SPAZUK PLAYS WITH FIRE
Molly Hamill
I ran down the streets of Boston’s SOWA district on a chilly night in early April, heading to the opening reception of “Spazuk: Hubris, Beauty & Greed.” The Adelson Gallery on Harrison Avenue was buzzing, but the work on the walls immediately commanded my attention more than the colorful, well-coiffed crowd.
Elegant clouds of black carbon soot billowed on the canvases and images emerged: butterflies, birds and bunnies; skulls, flowers and gas masks. The pieces … an alarm. Steve Spazuk paints with fire. Well, not fire per se but rather the potent pollution produced as it burns. He says the idea came to him in a dream 16 years ago.
“I had a dream one night where I was looking at a painting or a drawing, it was a landscape, and I knew in my dream that this work was done with a flame, with a candle,” he explained. “I knew it was done with soot. That next morning, I thought: ‘It must work. I will have to try it later.’ I made an attempt that very evening. Sure enough — the first paper I put the flame on caught fire. I soon realized I had to use a cardboard paper, one that was thicker and more coated than mat paper. It was then I immediately knew it would work.”

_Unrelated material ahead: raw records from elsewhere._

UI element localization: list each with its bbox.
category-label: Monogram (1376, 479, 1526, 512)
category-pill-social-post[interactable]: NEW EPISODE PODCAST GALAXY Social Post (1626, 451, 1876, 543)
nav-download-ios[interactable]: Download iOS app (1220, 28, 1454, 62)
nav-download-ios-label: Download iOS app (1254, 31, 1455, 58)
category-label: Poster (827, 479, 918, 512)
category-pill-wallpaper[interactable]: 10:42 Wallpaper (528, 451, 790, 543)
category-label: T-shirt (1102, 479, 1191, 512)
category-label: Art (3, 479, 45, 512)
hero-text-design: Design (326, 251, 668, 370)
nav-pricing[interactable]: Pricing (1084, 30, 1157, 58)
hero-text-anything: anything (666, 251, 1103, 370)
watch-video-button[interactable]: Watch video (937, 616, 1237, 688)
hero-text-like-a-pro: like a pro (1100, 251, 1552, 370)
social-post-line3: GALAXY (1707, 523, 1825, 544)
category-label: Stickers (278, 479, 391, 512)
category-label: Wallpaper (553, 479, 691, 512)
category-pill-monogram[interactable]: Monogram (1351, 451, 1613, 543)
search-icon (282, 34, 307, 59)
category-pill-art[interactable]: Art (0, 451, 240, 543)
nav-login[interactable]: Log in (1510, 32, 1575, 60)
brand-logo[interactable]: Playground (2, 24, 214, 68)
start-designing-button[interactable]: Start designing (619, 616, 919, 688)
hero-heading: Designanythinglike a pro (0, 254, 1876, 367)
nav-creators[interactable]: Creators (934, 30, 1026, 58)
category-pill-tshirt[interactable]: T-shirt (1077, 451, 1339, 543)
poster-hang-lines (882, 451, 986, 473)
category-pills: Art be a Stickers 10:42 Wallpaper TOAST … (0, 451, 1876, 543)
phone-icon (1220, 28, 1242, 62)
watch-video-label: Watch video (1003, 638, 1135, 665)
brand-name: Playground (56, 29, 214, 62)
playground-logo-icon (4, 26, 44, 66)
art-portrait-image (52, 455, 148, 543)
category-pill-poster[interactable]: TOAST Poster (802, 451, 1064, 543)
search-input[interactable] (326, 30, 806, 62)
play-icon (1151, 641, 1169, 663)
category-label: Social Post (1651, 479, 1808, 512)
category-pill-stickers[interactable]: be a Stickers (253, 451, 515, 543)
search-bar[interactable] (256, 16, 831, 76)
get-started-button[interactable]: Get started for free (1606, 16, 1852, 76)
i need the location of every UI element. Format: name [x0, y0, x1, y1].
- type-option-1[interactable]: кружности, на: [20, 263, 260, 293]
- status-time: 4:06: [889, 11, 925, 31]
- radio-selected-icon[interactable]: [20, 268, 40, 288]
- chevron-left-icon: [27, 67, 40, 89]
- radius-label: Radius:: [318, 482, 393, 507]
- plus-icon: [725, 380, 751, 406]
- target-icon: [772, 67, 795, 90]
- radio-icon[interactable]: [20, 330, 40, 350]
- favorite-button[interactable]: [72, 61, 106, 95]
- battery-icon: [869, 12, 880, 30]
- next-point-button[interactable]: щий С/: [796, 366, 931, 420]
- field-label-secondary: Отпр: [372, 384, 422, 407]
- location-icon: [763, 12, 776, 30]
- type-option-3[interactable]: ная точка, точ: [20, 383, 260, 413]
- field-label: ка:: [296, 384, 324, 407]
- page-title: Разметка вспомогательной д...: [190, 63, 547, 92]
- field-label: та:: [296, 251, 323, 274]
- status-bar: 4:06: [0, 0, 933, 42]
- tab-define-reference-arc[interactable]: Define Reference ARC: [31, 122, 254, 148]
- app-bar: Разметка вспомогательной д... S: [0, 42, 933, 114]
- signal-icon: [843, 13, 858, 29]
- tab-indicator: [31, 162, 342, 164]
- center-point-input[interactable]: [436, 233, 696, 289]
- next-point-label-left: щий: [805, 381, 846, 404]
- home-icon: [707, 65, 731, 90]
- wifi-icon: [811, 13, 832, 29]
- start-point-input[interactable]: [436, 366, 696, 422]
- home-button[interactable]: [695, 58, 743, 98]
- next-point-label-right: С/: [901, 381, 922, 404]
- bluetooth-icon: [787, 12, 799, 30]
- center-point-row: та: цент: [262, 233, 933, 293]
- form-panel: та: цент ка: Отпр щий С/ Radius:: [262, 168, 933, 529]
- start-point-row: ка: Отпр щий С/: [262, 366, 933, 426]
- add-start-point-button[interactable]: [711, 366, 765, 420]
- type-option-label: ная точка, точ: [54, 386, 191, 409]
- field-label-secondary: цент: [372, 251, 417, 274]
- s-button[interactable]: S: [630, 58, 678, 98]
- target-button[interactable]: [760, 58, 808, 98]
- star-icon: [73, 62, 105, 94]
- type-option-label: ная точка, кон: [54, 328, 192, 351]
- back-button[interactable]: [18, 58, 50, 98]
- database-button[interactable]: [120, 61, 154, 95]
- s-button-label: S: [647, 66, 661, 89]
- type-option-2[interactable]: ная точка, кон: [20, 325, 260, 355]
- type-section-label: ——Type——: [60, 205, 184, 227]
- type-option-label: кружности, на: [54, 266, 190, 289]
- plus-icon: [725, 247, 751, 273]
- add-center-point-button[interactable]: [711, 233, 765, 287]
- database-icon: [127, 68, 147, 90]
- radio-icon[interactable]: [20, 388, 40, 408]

The 13 pieces included in this show speak to the devastating effects of carbon in our environment. “Threaten” depicts a small bird precariously perched on a grenade. “I’m preoccupied with the environment,” Spazuk says. “And I’m really noticing that there’s less and less birds coming to our feeding platforms where we live in the south shore of Montreal. So to put a bird on a grenade like that — and he’s holding the pin, ready to take it and fly away — it’s like we’re four seconds before midnight — with the ecology situation, the carbon pollution that we’re doing.”